Washington (awp/afp) - Hausse galopante des prix des voitures et autres produits du quotidien: l'inflation pourrait faire un retour par la grande porte aux Etats-Unis avec le plan de relance de Joe Biden, ce qui inquiète les marchés, mais ces craintes sont balayées par le gouvernement et le FMI.

Quasi-absente du paysage depuis des années, l'inflation pourrait venir réduire le pouvoir d'achat des consommateurs américains.

En cause, les 1.900 milliards de dollars que Joe Biden veut injecter dans l'économie, sous forme, entre autres, de chèques aux ménages les moins aisés, ou d'allocations chômage plus généreuses.

La cheffe économiste du Fonds monétaire international (FMI) Gita Gopinath a balayé vendredi ces craintes.

Elle estime que même avec une enveloppe d'aides aussi élevée, il est "peu probable" que l'inflation s'établisse de façon durable au-dessus de l'objectif de 2% annuels que vise la Banque centrale américaine (Fed).

Autrement dit, les Américains paieront un peu plus cher certains produits, mais de façon temporaire.

L'inflation s'est établie à 1,3% en 2020, et devrait tourner autour des 2,25% en 2022, "ce qui n'a rien d'inquiétant", a encore noté Gita Gopinath. En revanche, le plan de relance pourrait faire grimper le PIB américain de 5% à 6% sur trois ans.

"C'est un risque" ___

La mondialisation limite en effet la hausse des prix des biens "et même de certains services" aux Etats-Unis, détaille-t-elle.

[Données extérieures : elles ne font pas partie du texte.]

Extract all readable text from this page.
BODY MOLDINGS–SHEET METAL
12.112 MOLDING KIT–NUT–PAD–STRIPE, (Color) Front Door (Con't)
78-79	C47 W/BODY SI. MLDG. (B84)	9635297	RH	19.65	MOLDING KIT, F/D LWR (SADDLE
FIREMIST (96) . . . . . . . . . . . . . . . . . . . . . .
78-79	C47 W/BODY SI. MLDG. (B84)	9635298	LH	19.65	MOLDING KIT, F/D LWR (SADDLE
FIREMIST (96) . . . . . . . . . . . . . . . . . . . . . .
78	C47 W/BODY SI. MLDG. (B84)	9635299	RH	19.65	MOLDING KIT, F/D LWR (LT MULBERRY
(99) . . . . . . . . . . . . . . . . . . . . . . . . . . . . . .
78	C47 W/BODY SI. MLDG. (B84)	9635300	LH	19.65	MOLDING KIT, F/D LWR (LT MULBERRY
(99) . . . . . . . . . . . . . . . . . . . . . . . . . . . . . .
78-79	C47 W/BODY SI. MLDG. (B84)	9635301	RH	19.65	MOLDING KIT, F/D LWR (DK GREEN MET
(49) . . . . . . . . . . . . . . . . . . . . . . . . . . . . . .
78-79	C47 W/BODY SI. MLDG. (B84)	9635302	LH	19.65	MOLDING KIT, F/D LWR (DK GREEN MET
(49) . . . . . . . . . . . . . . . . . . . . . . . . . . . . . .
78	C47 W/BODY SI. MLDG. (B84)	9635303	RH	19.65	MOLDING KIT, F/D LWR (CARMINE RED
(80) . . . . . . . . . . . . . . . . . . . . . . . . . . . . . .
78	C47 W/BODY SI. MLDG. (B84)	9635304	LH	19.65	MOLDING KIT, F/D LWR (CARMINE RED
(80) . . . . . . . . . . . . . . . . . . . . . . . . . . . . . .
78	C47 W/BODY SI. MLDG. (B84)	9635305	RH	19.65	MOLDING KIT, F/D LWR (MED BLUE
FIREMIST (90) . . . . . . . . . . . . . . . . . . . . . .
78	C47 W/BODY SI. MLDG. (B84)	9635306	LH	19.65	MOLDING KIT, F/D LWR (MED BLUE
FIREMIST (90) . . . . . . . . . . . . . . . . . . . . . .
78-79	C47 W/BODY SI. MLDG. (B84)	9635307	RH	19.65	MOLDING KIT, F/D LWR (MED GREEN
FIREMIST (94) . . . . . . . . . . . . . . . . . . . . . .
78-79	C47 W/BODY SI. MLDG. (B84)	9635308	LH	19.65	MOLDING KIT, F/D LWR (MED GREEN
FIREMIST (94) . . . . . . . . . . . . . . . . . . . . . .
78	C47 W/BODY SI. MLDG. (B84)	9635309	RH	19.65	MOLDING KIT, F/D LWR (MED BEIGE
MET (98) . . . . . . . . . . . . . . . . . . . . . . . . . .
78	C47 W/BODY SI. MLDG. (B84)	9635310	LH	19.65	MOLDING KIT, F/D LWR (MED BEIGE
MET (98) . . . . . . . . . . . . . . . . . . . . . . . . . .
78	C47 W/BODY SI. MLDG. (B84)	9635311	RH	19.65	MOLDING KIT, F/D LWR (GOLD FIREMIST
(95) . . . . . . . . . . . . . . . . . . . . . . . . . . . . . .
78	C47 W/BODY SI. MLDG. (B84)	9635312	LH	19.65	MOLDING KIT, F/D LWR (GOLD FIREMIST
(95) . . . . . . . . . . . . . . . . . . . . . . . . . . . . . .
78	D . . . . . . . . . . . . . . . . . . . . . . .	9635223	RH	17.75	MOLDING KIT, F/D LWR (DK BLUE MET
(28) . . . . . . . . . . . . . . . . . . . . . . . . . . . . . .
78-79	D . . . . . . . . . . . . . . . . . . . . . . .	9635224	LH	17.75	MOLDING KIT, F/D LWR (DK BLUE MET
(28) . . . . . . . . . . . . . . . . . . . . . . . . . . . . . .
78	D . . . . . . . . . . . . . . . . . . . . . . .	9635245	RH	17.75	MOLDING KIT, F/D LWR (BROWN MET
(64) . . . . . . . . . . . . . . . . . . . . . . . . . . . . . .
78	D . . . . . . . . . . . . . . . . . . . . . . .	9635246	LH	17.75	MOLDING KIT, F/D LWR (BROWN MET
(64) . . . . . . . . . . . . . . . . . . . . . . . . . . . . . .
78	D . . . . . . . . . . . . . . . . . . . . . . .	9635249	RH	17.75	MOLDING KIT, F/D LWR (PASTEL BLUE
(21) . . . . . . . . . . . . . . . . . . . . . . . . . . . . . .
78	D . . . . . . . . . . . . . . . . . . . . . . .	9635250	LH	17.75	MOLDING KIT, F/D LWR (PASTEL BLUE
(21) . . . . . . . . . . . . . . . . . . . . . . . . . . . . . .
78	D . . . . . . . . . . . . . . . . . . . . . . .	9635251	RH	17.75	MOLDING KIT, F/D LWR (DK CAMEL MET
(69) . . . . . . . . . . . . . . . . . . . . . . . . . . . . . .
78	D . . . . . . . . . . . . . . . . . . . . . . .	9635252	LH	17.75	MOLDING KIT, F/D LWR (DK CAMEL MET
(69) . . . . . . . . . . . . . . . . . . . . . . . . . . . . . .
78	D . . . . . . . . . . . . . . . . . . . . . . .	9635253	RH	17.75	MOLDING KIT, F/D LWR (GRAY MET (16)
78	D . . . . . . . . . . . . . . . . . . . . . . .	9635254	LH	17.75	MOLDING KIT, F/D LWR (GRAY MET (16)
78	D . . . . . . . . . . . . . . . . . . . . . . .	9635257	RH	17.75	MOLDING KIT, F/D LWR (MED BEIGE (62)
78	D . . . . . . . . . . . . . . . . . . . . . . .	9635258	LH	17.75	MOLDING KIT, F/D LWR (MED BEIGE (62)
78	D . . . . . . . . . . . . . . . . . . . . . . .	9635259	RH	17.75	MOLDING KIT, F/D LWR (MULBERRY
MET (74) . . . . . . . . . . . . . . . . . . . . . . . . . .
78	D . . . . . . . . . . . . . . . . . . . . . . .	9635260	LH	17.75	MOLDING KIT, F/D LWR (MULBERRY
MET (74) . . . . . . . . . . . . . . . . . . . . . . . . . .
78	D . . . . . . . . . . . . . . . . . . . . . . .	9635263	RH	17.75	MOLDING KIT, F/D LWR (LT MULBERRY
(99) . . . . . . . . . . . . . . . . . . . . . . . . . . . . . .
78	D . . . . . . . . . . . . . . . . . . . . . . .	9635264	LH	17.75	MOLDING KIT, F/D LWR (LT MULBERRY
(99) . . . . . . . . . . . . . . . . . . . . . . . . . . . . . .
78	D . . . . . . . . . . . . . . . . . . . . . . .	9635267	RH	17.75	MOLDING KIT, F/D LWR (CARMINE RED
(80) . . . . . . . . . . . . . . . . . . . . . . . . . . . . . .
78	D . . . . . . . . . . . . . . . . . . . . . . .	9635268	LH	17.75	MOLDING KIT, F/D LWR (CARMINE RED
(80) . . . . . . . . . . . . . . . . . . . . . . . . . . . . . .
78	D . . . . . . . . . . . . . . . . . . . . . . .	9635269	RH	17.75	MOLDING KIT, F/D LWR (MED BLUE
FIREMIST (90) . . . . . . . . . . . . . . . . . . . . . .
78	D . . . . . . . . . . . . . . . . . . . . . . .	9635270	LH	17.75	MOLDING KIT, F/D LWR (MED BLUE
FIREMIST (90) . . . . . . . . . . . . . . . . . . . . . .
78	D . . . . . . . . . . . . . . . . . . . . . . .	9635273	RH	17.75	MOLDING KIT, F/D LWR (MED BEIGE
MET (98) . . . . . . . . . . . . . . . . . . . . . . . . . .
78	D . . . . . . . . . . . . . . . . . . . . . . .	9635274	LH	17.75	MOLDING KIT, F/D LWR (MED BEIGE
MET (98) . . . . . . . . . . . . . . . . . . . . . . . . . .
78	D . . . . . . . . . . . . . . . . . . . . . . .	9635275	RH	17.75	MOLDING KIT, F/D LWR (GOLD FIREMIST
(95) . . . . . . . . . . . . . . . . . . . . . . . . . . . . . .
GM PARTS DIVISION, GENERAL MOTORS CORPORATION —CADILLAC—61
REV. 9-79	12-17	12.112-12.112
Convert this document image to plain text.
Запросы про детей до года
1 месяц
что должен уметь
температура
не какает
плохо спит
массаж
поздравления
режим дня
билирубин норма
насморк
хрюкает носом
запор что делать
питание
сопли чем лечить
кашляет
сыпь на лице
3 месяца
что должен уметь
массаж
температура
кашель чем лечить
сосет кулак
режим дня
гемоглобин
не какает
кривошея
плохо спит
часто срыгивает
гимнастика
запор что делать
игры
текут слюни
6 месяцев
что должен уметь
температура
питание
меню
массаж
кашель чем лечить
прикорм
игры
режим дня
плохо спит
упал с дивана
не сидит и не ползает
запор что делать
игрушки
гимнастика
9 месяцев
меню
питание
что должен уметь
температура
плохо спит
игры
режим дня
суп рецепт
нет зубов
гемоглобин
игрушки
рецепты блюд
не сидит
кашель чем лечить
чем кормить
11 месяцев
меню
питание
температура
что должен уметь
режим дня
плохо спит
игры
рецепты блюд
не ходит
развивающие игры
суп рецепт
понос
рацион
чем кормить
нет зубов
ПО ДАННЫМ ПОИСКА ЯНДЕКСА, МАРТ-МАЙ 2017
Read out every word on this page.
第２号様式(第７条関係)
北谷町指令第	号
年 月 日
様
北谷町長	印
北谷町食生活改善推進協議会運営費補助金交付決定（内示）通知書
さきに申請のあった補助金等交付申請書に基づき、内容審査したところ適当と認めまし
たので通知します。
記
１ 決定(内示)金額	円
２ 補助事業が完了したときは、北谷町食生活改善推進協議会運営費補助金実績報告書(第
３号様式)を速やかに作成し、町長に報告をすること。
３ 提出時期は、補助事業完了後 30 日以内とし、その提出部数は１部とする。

Par ailleurs, le recours à l'automatisation réduit les coûts pour les entreprises qui n'ont donc pas forcément besoin d'augmenter les prix, souligne encore Mme Gopinath, d'autant plus que les grands groupes qui ont des marges élevées peuvent trouver d'autres leviers qu'une hausse de leurs tarifs.

Le plan de relance de Joe Biden, qui devrait être bientôt voté au Congrès, serait le deuxième plus important de l'histoire du pays, après celui de 2.200 milliards de dollars adopté fin mars 2020 face à la pandémie.

La nouvelle secrétaire au Trésor, Janet Yellen, n'a de cesse de le défendre, insistant sur les risques moins grands à faire trop plutôt que pas assez.

"L'inflation est très faible depuis plus d'une décennie. C'est un risque, (...) face auquel la Réserve fédérale et d'autres ont des outils", a-t-elle déclaré jeudi sur la chaîne CNBC.

"Le plus grand risque est celui que cette pandémie provoque une cicatrice durable chez les gens", a martelé la ministre des Finances de Joe Biden.

Avec le mini boom économique attendu cet été lorsqu'une large partie de la population aura été vaccinée contre le Covid-19, de nombreux secteurs auront du mal à répondre à la forte demande, ce qui fera grimper les prix.

Cette inflation pourrait même, dans les scénarios pessimistes, aboutir à une nouvelle récession, liée à un ralentissement de la consommation.

Que fera la Fed? ___

"Je ne suis pas vraiment préoccupé par une relance ou un soutien budgétaire excessif à l'heure actuelle", a ainsi commenté le président de la Fed de New York, John Williams, notant qu'à "l'heure actuelle, l'économie est toujours au plus bas".

"Ce que je veux voir, c'est une économie qui retrouve sa pleine vigueur le plus tôt possible, évidemment dans le contexte d'atteindre l'objectif d'inflation à 2%", a-t-il ajouté, interrogé sur la chaîne CNBC.

Une trop forte hausse des prix pourrait pousser la Fed à relever les taux d'intérêt pour ralentir l'emballement. Les banques commerciales répercuteraient alors ces hausses sur les crédits qu'elles accordent à leurs clients, freinant la consommation, moteur de l'économie américaine, voire le marché immobilier.

Mais la Banque centrale a récemment entamé un virage, estimant qu'un retour à 2% d'inflation passera sans doute par une hausse des prix supérieure à l'objectif mais momentanée, ne nécessitant pas de hausse des taux.

Ces craintes ont néanmoins fait grimper vendredi les taux sur les bons du Trésor à 10 ans à leur plus haut niveau depuis un an.

En effet, leur revenu fixe peut être rogné par l'inflation, ce qui conduit certains investisseurs à vendre leurs obligations. Cela fait grimper le rendement de ces bons qui évolue à l'inverse de leur prix.

Les inquiétudes s'étaient accrues cette semaine, car les ventes au détail, reflet de la consommation, ont bondi en janvier, grâce au plan d'aides de 900 milliards de dollars adopté fin décembre, et les prix de gros payés par les fabricants ont signé leur plus forte hausse depuis le début du suivi de cet indicateur en décembre 2009.